Assembly instructions and Nehalem architecture CPUs

[dsouza123]

Assembly language instruction improvements in the upcoming (Q4 2008) Intel Nehalem architecture CPUs.

http://realworldtech.com/page.cfm?ArticleID=RWT040208182719

Nehalem also includes an instruction set extension which spans the entire core pipeline since they impact microcode.
Nehalem includes the SSE4.2 instructions, which include several instructions for string manipulations, a CRC instruction
and a popcount. The string instructions are all microcoded and will only show a small performance gain. The CRC instruction
is used for calculating checksums which is useful for storage and networking and provides fairly substantial benefits
in the range of 6-18X for the code snippets that Intel demonstrated. Of course, the overall speedup will be much smaller,
since Intel’s examples just deal with the tightest inner loop.

Nehalem refines and improves the macro-op fusion already found in the previous generation. In 32 bit mode,
the Core 2 could decode comparisons (CMP) or tests (TEST) and conditional branches (Jcc) into a single uop, CMP+JCC.
This increased the decode bandwidth of the Core 2 and reduced the uop count, making the machine effectively wider.
Macro-op fusion in Nehalem works with a wider variety of branch conditions, including JL/JNGE, JGE/JNL, JLE/JNG, JG/JNLE,
so any of those, in addition to the previously handled cases will decode into a single CMP+JMP uop.
Best of all, Nehalem’s macro-op fusion operates in both 32 bit and 64 bit mode.
...
In addition to fusing x86 macro-instructions, the decoding logic can also also fuse uops,
a technique first demonstrated with the Pentium M.

Nehalem also lowers the latency for synchronization primitives such as LOCK, XCHG and CMPXCHG,
which are necessary for multi-threaded programming.
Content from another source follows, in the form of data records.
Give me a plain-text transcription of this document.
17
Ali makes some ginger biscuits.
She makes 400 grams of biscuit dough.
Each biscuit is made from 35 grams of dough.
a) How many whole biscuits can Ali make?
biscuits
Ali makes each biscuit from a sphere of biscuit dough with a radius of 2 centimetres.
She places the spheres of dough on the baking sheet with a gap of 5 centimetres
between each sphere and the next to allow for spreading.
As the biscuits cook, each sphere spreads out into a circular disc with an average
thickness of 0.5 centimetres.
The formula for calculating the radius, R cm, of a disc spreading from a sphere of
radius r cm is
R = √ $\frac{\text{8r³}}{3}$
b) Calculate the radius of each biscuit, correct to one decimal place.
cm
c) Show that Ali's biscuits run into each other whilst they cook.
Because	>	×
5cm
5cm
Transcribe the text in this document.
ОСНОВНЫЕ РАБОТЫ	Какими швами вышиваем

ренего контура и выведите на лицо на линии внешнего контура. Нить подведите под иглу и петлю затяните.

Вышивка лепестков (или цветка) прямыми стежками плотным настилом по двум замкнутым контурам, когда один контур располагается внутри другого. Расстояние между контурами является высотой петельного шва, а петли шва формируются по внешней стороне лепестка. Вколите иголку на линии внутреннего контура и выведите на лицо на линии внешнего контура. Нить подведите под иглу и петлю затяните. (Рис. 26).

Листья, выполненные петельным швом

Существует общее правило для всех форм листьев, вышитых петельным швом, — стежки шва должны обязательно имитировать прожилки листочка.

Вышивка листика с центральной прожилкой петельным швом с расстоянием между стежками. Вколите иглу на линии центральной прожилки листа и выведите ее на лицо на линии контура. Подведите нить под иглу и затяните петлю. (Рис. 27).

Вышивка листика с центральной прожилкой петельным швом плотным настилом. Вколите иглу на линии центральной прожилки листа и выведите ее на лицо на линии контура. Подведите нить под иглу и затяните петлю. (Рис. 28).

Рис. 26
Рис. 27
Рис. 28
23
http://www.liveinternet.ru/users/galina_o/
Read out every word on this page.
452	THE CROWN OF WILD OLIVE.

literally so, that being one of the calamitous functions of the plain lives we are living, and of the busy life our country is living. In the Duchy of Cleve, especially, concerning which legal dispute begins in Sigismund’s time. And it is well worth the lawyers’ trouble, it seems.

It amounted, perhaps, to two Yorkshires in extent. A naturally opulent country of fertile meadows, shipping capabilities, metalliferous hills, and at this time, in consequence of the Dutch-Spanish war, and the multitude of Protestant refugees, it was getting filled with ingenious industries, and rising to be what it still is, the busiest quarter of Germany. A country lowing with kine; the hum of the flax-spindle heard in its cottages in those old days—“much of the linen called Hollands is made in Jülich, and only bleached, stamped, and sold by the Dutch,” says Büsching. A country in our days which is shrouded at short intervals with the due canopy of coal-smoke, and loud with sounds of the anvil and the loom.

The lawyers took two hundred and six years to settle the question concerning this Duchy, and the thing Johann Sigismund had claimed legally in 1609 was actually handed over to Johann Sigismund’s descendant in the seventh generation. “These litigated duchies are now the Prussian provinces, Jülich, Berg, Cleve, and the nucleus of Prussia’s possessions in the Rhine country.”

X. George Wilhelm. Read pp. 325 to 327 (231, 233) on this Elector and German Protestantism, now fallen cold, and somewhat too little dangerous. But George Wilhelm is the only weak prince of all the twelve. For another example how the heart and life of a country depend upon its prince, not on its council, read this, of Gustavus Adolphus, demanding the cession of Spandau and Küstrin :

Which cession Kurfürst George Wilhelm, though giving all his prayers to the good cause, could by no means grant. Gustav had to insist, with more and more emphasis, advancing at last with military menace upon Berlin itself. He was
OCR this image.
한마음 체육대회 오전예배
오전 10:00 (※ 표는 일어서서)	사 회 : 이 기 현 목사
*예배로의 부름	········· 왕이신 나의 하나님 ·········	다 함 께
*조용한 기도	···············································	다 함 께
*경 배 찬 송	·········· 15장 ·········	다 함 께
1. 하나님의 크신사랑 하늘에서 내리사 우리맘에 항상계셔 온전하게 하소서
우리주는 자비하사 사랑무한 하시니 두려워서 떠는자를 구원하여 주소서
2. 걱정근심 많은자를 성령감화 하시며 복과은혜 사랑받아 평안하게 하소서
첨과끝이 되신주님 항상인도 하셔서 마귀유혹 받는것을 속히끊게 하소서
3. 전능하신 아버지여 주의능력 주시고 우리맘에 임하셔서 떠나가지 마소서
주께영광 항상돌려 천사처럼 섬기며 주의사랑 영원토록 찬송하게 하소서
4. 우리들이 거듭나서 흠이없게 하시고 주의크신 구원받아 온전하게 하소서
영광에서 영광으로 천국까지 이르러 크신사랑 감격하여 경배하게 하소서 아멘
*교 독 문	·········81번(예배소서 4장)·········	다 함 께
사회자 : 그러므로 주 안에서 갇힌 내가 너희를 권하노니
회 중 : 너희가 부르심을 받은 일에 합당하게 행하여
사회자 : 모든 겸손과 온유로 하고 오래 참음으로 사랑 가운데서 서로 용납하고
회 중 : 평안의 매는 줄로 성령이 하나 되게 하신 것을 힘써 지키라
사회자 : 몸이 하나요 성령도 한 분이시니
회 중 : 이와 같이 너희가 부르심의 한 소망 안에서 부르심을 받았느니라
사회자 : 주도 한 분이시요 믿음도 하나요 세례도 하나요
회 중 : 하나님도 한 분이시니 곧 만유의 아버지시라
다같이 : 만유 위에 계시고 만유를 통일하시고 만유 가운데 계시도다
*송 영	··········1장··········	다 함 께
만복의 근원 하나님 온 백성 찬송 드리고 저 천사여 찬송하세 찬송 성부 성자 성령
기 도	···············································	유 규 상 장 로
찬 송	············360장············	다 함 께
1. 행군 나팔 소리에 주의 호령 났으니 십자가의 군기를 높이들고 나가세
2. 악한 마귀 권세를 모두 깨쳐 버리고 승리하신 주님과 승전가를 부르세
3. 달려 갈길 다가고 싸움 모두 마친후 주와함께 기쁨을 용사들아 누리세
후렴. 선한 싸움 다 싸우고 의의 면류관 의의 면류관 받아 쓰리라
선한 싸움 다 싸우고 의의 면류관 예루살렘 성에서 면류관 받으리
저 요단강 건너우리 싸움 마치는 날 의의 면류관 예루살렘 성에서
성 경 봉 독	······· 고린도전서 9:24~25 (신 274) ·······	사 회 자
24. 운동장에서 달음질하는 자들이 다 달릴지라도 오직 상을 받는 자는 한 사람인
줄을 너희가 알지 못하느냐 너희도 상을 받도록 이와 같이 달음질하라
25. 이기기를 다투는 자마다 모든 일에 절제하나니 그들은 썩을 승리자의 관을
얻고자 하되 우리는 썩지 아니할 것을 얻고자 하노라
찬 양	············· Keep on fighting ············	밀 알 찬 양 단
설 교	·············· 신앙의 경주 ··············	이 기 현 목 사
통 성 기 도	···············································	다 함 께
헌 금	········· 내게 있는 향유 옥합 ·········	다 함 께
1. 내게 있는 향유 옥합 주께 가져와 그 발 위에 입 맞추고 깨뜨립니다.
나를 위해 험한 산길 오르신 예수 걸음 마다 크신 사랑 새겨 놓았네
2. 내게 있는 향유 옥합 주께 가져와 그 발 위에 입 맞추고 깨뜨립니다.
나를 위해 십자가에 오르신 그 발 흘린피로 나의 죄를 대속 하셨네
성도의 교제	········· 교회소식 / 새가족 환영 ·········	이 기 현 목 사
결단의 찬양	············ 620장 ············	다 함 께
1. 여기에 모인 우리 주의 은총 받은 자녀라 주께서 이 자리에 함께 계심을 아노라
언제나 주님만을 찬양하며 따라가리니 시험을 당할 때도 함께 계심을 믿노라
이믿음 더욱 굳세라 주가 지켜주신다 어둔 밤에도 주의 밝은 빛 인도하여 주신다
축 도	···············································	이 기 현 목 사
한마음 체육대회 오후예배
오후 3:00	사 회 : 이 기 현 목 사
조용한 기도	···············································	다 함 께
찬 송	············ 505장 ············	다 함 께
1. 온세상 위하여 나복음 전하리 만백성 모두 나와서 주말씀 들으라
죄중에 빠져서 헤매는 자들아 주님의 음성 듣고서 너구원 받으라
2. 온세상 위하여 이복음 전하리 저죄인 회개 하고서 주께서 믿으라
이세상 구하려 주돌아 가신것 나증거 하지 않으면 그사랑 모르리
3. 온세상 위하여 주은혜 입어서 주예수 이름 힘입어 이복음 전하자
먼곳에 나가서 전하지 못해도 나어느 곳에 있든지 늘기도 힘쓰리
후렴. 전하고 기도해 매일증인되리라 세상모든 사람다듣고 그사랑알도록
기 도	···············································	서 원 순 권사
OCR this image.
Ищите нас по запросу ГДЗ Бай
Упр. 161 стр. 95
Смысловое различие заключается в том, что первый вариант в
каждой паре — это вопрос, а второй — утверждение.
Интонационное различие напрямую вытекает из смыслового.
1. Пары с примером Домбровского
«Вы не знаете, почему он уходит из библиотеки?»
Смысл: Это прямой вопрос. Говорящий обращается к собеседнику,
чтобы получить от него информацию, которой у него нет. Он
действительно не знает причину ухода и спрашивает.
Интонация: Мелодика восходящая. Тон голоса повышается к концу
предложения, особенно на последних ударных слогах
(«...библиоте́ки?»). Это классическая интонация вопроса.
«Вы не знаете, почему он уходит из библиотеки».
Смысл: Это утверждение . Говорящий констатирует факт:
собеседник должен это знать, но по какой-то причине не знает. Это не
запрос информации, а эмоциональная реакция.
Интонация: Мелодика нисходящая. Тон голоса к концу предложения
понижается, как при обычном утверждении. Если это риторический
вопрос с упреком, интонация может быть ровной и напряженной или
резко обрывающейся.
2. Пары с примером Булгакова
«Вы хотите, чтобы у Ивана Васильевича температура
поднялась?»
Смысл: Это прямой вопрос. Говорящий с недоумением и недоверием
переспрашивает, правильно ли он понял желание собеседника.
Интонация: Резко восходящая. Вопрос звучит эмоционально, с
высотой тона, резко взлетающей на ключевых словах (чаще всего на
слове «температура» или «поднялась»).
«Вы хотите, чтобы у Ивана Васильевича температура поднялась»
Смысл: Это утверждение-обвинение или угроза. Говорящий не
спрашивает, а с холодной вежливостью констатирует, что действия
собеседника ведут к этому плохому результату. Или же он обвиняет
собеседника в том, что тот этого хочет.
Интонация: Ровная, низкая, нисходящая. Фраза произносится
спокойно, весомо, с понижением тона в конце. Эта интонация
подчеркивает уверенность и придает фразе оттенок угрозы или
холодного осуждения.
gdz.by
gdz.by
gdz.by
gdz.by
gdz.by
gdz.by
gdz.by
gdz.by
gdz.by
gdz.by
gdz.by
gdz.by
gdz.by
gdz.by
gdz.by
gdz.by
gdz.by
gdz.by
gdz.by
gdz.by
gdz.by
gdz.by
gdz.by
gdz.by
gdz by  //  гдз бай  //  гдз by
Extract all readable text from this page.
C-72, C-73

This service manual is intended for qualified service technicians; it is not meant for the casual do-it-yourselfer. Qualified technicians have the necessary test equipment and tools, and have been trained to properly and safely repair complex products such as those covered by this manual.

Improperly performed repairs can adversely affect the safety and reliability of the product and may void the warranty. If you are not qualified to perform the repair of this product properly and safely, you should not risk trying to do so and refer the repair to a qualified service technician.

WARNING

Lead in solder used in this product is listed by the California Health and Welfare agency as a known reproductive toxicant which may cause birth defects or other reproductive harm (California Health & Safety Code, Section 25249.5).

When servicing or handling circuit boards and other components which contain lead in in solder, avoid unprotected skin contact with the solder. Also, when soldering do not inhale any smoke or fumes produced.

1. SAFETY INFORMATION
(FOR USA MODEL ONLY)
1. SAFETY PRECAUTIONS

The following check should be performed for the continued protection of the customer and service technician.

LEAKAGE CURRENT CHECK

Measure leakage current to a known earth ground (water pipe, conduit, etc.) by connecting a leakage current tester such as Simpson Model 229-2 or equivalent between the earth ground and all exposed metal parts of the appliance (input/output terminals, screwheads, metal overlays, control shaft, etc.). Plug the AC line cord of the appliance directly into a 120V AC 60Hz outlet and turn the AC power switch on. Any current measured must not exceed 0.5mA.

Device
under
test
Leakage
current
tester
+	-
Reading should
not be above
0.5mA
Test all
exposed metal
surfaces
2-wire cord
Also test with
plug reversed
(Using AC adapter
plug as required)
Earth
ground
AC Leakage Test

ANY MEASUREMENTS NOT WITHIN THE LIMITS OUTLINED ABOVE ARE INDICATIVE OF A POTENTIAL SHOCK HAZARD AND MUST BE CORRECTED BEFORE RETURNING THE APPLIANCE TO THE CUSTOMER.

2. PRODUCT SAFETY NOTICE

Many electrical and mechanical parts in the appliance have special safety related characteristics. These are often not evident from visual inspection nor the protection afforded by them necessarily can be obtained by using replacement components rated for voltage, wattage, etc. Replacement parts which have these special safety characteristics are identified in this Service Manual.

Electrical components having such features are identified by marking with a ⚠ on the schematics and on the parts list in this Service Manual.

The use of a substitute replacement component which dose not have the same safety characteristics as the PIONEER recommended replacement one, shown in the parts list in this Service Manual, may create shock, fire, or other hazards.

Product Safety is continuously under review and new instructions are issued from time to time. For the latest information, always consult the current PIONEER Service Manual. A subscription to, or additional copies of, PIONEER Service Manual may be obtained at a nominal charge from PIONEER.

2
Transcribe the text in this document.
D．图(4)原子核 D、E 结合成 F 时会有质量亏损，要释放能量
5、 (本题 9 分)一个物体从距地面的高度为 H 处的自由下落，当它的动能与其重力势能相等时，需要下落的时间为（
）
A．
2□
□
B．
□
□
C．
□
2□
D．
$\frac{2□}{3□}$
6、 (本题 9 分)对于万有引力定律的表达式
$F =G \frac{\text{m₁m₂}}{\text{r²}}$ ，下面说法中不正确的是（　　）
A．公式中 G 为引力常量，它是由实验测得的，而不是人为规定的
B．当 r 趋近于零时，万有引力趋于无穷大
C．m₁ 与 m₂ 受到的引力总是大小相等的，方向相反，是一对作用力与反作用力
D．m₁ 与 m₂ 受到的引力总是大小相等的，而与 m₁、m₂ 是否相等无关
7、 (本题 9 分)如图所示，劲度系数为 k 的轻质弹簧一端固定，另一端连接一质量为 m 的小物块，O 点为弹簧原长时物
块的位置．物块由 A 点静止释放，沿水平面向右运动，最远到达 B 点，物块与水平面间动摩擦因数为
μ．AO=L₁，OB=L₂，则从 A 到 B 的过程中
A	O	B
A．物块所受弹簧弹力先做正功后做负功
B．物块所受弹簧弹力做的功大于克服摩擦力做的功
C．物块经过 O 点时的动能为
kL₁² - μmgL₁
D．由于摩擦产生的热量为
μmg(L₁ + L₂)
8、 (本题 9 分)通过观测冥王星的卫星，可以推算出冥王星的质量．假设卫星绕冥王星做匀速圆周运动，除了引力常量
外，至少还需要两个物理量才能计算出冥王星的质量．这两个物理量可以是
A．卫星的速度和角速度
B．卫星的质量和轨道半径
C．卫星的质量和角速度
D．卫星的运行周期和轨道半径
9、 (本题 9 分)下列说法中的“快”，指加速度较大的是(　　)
Intel claims that the latency for LOCK CMPXCHG instructions
(which serializes the whole pipeline) is 20% of what it was for the P4 (which was absolutely horrible)
and about 60% of the Core 2. While the latency is lower, the behavior is still similar to prior generaitons;
Lock instructions are not pipelined, although younger operations can execute ahead of a LOCK instruction.

[hutch--]

Thanks, this is good stuff. I particularly like the fusion concept and the removal of the stall in CMP/Jxx operations.

[evlncrn8]

crc thing seems quite interesting too, wonder how long it'll take for amd to put it in theirs...

[hutch--]

I just read the entire article and it does have some interesting stuff in it, the effective redundancy of aligned SSE instructions being one of them.